Эрнст Иосифович Неизвестный вел себя достойно и независимо, объясняя вождю, что он ничего не понимает в искусстве.

Идеологическим работникам ЦК КПСС было мало разноса, который был учинён в Манеже. Им нужно было, чтобы каждый, чьи работы критиковали, выразил благодарность за критику и покаялся в своих «прегрещениях». Вот, что впоследствии рассказывал об этом Эрнст Неизвестный.

"От меня требовали письма к Хрущеву. Я его написал. Но идеологический помощник Хрущёва сказал мне буквально следующее:

 - Никита Сергеевич прочел Ваше письмо с интересом, но оно не удовлетворило идеологическую комиссию ЦК.

То есть, как бы отдельно от Хрущева существовала и идеологическая комиссия. Ну и требовалось от меня написать такое нежное письмо о любви, благодарности за помощь и т.д. Я садился писать, но у меня ничего не выходило.

В один прекрасный день меня пригласил к себе Женя Евтушенко и сказал:

- Что ты кривляешься? Напиши – это же ничего не значит!

Он зачитал мне свое письмо к Хрущеву и даже сказал:

- Если ты сам не можешь, давай я за тебя напишу.

Я сказал:

– Не надо, Женя.

Расстроенный и обескураженный, я ушел. Не помню, каким образом получилось, что Шостакович прознал об этом. Или кто-то позвонил Шостаковичу, или Женя Евтушенко сказал ему, но он позвонил и пригласил меня к себе. Я направился к Дмитрию Дмитриевичу. Он очень сбивчиво, очень нервно уговаривал меня, чтобы я подписал письмо, которое Евтушенко, конечно же, напишет хорошо, убеждал меня, что это будет правильно с моей стороны. Я не помню, как я решился сказать ему:
- Дмитрий Дмитриевич, а Вы всё подписывали?”.

Он вдруг очень резко и раздраженно сказал:
- Да, да, да, я подписываю всё! Я даже научился подписывать любые бумаги вверх ногами, чтобы НЕ ЧИТАТЬ!”.

Я оторопел и спросил только:

- Как это?

Потому что надо мной довлело какое-то стихийное неприятие этого. Потом он мне начал объяснять… Я сейчас не помню слов… Помню смысл… Потому что он не говорил гладко. Он говорил очень возбужденно, нервно, сбивчиво, какими-то обрывками, несвязными словами. Там было что-то вроде: “Мы принадлежим людям, нашему народу, а не им… Мы служим… Мы служим… Это важнее…”.

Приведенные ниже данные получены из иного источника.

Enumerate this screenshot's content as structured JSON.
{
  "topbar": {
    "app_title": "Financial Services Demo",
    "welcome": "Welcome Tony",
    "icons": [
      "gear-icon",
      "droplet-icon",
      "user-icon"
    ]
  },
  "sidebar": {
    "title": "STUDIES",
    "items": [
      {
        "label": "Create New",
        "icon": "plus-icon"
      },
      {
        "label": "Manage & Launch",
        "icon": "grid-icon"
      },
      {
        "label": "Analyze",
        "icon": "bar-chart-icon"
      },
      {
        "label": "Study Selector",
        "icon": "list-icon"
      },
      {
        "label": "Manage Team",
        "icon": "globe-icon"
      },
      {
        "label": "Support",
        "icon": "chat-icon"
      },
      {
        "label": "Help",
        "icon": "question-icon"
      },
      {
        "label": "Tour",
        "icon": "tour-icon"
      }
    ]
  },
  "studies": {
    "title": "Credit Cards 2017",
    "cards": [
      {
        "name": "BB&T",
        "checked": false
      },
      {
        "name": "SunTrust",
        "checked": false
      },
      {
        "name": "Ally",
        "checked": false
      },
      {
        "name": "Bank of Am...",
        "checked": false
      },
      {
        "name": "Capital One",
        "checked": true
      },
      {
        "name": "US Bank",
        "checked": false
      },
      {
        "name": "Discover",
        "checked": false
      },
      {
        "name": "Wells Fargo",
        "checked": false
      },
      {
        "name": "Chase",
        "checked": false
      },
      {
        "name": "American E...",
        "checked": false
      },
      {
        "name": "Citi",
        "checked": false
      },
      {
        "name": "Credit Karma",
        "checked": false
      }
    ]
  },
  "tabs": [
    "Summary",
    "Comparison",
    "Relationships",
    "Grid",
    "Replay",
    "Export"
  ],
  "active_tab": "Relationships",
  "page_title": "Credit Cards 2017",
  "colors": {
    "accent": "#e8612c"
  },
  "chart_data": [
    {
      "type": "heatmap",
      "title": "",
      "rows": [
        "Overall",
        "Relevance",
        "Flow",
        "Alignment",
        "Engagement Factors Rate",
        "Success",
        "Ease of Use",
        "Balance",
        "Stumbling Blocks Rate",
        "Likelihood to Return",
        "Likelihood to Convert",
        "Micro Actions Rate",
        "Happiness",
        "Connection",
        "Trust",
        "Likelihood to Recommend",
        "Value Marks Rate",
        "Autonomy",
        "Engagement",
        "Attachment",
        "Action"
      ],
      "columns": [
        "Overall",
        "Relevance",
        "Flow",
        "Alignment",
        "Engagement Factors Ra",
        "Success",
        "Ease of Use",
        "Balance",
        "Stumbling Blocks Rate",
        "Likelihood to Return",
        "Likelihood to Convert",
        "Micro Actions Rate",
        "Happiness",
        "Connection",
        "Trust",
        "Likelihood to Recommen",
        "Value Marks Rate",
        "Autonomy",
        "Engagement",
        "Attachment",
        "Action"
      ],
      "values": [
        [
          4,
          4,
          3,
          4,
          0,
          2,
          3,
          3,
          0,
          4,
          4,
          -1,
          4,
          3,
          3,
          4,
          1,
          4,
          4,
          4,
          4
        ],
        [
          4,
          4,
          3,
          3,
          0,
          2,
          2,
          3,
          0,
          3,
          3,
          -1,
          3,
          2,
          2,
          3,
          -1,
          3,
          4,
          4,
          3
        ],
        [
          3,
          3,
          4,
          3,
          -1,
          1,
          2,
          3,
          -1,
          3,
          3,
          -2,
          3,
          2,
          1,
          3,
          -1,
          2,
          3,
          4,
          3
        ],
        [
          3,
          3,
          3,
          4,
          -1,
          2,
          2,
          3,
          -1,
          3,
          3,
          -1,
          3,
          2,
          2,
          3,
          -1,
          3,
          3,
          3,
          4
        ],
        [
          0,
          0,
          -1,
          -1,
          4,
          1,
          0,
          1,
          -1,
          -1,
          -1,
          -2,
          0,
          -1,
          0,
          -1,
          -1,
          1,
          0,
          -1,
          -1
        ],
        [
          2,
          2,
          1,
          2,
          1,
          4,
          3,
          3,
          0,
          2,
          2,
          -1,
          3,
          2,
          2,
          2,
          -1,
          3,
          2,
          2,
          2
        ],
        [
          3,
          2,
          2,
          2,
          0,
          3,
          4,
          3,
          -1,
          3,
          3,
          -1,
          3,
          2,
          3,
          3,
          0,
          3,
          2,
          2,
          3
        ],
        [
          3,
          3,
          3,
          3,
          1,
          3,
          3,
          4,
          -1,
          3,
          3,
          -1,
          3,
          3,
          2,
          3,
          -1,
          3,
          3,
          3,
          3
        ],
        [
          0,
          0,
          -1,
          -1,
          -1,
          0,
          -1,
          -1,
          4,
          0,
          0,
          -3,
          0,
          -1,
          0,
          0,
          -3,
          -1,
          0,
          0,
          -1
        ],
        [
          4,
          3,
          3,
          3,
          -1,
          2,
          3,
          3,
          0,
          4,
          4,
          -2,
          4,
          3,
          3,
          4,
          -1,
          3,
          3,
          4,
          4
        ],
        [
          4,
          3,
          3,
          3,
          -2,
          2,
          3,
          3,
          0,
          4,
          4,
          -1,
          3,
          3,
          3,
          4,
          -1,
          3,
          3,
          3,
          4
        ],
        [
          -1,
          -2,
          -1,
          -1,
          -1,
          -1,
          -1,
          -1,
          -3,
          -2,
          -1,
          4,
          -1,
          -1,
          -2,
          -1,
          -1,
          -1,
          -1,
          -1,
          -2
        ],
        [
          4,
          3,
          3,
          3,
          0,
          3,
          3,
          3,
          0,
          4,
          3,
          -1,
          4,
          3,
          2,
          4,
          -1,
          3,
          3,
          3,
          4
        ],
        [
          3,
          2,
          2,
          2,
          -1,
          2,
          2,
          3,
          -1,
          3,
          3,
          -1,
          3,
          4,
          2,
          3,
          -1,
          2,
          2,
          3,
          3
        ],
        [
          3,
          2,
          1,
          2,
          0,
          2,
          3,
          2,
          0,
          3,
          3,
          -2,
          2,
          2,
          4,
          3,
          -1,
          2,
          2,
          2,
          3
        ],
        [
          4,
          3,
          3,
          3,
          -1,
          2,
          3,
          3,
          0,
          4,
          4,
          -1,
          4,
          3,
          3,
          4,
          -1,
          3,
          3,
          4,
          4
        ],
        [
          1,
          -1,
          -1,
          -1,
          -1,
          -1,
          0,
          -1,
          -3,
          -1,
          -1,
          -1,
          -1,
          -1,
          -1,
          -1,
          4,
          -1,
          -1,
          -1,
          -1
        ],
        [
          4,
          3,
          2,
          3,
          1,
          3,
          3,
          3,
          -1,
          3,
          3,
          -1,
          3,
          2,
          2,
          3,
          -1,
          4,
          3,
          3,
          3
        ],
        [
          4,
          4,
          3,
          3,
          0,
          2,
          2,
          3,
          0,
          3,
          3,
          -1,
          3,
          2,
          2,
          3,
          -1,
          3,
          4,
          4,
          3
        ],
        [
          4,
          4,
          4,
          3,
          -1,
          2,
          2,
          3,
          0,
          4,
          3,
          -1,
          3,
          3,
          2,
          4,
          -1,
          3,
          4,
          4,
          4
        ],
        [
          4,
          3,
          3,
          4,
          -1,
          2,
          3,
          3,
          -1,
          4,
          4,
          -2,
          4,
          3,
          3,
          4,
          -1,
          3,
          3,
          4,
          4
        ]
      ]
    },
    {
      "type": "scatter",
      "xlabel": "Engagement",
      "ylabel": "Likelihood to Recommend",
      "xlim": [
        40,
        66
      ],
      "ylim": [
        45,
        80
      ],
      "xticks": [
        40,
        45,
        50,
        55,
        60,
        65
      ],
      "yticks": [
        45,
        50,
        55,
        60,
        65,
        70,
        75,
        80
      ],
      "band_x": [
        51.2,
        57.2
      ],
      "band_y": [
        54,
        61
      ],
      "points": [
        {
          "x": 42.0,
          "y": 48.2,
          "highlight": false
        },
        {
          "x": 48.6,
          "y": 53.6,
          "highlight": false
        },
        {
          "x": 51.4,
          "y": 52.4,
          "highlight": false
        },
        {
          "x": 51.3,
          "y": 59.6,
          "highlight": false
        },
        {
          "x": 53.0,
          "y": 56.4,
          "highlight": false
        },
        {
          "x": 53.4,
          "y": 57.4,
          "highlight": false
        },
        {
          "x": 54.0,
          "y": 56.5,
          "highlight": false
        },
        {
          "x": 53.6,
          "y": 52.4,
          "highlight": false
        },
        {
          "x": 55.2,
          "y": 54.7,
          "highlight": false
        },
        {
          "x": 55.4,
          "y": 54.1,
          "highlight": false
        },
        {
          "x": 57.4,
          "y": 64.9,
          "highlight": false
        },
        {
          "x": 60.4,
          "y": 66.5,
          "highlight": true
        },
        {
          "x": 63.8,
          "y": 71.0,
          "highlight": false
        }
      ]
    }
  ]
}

Должен Вам сказать, что, в конце концов, я, с моим романтическим сознанием, оказался целиком захвачен этим нервным потоком. Я даже был опален, я бы сказал, неким ницшеанским пафосом, который раздавался словно по ту сторону бытия, без барьеров, без границ. Это было некое… заратустрианство, ницшеанство. Это звучало кроваво, грозно и беспредельно.

И, если хотите знать, при всей аморальности этого, сказанное потрясло и перевернуло меня, это прозвучало для меня, если хотите знать, намного более убедительно, более красочно, масштабно, чем лепетания всех либеральных недоумков, вместе взятых.

Но в тот период мне самому так поступить было не под силу. Я ушел ошарашенный и клял себя за ту препону, которая не давала мне поступить иначе, чем я считал.

Сначала я никому об этом не рассказывал. Но вот мы с Аней встретились с Ростроповичем и я ему о той встрече рассказал. Неожиданно для меня он подтвердил это, как само собой разумеющееся, спокойно. Он сказал:

- Так он и мне говорил, что подписывет все, о чем его ни просят, не читая. А как иначе?

Все, о чем я сейчас рассказал – главное для меня. Конечно, было много других эпизодов. Например, когда Шостакович перед моей поездкой в Югославию передал со мной папку своих грамофонных пластинок в подарок своим югославским друзьям. И так далее. Это мои – не все, конечно, но главные воспоминания – мелочиться не хочется, не хочется впадать в бытовуху".